Share

Bagian 6 : Masih Peduli?

"Loh, Arzha di sini?" Shira yang baru selesai membersihkan meja menghampiri bocah lima tahun yang sedang menyuapkan es cream ke mulut.

"Onty Shira," ujar anak itu berbinar.

"Makannya pelan, Nak." Perempuan itu dengan kilat mengambil tissu di meja samping lalu membersihkan sisa es cream di bibir Arzha.

"Mami lagi pergi, aku dititip Papi," jawab bocah lelaki itu meringis.

"Udah jam sembilan, Arzha nggak sekolah?" tanya Shira sambil merapikan rambut anak tampan di depannya.

"Nggak tau." Geleng anak itu polos.

"Shir, persediaan gula di dapur abis, belanja gih." Luna berjalan mendekat.

"Ha?" Shira mendongak, membenarkan alat bantu dengarnya.

"Belanja gula!" Mulut Luna sampai menempel di telinga Shira, membuat perempuan itu refleks berdiri.

"Ya nggak usah begitu kalik, lu pikir gua tuli," omel Shira tidak terima.

"Ya emang lu tuli, Maemunah!"

"Onti Luna, jangan seperti itu." Suara kecil itu membuat keduanya menengok. "Onti Shira pasti sembuh, pasti." Jemari Arzha terulur, senyum polos itu mampu membuat siapa saja yang melihat akan merasa hangat.

"Terima kasih, Sayang, kamu baik sekali." Mata Shira berkaca. "Onti Luna cuma bercanda kok, anak pintar," lanjut perempuan itu sambil mengacak rambut Arzha.

"Jangan diambil hati, ya, anak bos, kami teman jadi suka seperti ini." Luna tersenyum kikuk, memandang anak setampan raja ini, Arzha sangat tampan benar-benar fotocopy pak Arga.

"Kata bu guru kalau salah harus minta maaf," ujar bocah itu penuh penekanan.

"Kan bercanda, jadi tidak perlu minta maaf. " Dengan mata melotot Luna menolak, yang benar saja?! Dia harus meminta maaf dengan perempuan bucin ini?

"Wah, Arzha pintar, benar kalau salah harus minta maaf, ya, Nak.
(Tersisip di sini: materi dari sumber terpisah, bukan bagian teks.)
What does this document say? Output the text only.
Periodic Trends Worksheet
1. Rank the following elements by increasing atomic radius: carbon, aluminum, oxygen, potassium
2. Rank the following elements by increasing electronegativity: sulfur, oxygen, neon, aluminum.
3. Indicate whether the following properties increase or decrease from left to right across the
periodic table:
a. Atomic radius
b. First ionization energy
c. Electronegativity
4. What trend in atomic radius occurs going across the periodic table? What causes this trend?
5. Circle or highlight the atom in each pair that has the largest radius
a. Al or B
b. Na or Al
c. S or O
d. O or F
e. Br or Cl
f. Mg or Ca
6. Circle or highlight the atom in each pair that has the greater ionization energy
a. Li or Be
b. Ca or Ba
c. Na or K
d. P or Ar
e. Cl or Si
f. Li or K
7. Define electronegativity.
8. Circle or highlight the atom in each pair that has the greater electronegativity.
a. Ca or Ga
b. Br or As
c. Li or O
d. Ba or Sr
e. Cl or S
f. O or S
Dan kalau ada teman kita yang salah sebagai sesama manusia kita juga wajib memaafkan." Shira tersenyum sangat indah.

"Iya, karena Allah saja Maha Pemaaf, apalagi kita manusia, iya' kan, onty?" Shira mengangguk mantap, mengacak pelan rambut anak tampan itu.
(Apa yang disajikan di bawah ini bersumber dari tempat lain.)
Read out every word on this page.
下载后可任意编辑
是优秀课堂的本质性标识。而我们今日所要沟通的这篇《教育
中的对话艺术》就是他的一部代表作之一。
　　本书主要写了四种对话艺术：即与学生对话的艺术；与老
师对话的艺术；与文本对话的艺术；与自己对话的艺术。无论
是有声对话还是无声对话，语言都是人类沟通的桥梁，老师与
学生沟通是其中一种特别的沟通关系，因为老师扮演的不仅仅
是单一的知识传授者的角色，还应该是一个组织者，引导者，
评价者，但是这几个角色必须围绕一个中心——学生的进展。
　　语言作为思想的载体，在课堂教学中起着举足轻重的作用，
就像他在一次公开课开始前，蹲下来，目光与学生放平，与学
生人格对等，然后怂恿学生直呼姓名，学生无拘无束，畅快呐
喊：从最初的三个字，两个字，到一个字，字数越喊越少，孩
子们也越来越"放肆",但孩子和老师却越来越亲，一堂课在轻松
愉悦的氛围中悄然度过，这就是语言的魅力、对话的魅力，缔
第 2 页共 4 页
"Kamu pintar sekali, Onti bangga."

Pipi mungil itu bersemu. "Thank you, Onti."

"With my pleasure, Nak."

"Kacang mahal, mau lanjut kerja aja dah," sungut Luna kesal.

"Onti Luna belum minta maaf sama onti shira." Pergelangan tangan Luna tertahan.

"Arzha sayang, onti sudah memaafkan onti Luna kok," ucap Shira menyela.

Anak itu menggeleng. "Minta maaf dulu."

Shira menahan tawa, ingin sekali bergulung-gulung melihat ekspresi sahabatnya. "Oke, kalau itu mau Arzha, Onti Shira bisa apa."

"Onti, kenapa malah diam?" Mata polos itu mengerjab, memandang Luna penuh tanya.

"Shira, aku minta maaf, ya, tadi udah ngomong kasar sama kamu, besok lagi pasti aku ulang," cibir Luna.

"Apa?" tanya Arzha tiba-tiba.

"Besok nggak akan aku ulang." Penekanan Luna begitu kentara, membuat Shira menahan tawanya mati-matian.

"Good job, Onti." Tepuk tangan meriah itu terdengar, Arzha memberikan kedua jempolnya ke arah Luna.

"Kamu nggak sekolah, Tampan?" Luna tidak pernah tahan untuk tidak mencomot pipi Arzha. "Gantengnya tertampar visual banget kamu, Nak," lanjut perempuan itu tidak berkedip.

"Tangannya, nanti merah pipinya." Gamparan itu Shira berikan pada tangan Luna.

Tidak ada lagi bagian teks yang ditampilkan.